ContextIQ: A Multimodal Expert-Based Video Retrieval System for Contextual Advertising

Contextual advertising serves ads that are aligned to the content that the user is viewing. The rapid growth of video content on social platforms and streaming services, along with privacy concerns, has increased the need for contextual advertising. Placing the right ad in the right context creates a seamless and pleasant ad viewing experience, resulting in higher audience engagement and, ultimately, better ad monetization. From a technology standpoint, effective contextual advertising requires a video retrieval system capable of understanding complex video content at a very granular level. Current text-to-video retrieval models based on joint multimodal training demand large datasets and computational resources, limiting their practicality and lacking the key functionalities required for ad ecosystem integration. We introduce ContextIQ, a multimodal expert-based video retrieval system designed specifically for contextual advertising. ContextIQ utilizes modality-specific experts-video, audio, transcript (captions), and metadata such as objects, actions, emotion, etc.-to create semantically rich video representations. We show that our system, without joint training, achieves better or comparable results to state-of-the-art models and commercial solutions on multiple text-to-video retrieval benchmarks. Our ablation studies highlight the benefits of leveraging multiple modalities for enhanced video retrieval accuracy instead of using a vision-language model alone. Furthermore, we show how video retrieval systems such as ContextIQ can be used for contextual advertising in an ad ecosystem while also addressing concerns related to brand safety and filtering inappropriate content.

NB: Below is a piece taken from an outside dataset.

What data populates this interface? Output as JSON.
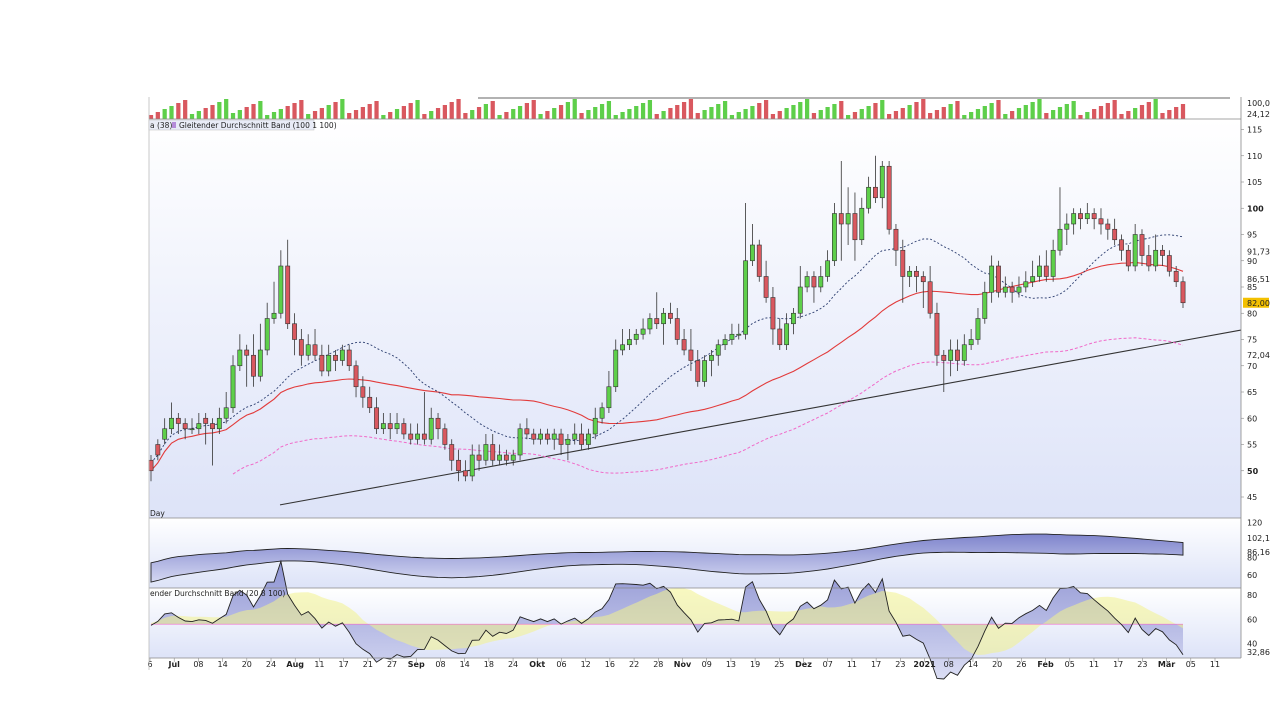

翻译：上下文广告旨在投放与用户观看内容相匹配的广告。随着社交平台和流媒体服务中视频内容的快速增长，加之隐私问题的日益凸显，对上下文广告的需求不断增加。在恰当的上下文中投放合适的广告能够创造流畅愉悦的广告观看体验，从而提高受众参与度，最终实现更优的广告变现。从技术角度来看，有效的上下文广告需要一个能够在极细粒度上理解复杂视频内容的视频检索系统。当前基于联合多模态训练的文本-视频检索模型需要大规模数据集和大量计算资源，这限制了其实用性，且缺乏广告生态系统集成所需的关键功能。本文提出ContextIQ，一种专为上下文广告设计的基于多模态专家系统的视频检索系统。ContextIQ利用特定模态的专家模块——视频、音频、文本（字幕）以及元数据（如物体、动作、情感等）——来创建语义丰富的视频表征。我们证明，无需联合训练，我们的系统在多个文本-视频检索基准测试中取得了优于或媲美最先进模型及商业解决方案的结果。消融研究突显了利用多模态提升视频检索准确性的优势，而非仅依赖视觉-语言模型。此外，我们展示了如ContextIQ这类视频检索系统如何在广告生态系统中应用于上下文广告，同时解决与品牌安全及过滤不当内容相关的顾虑。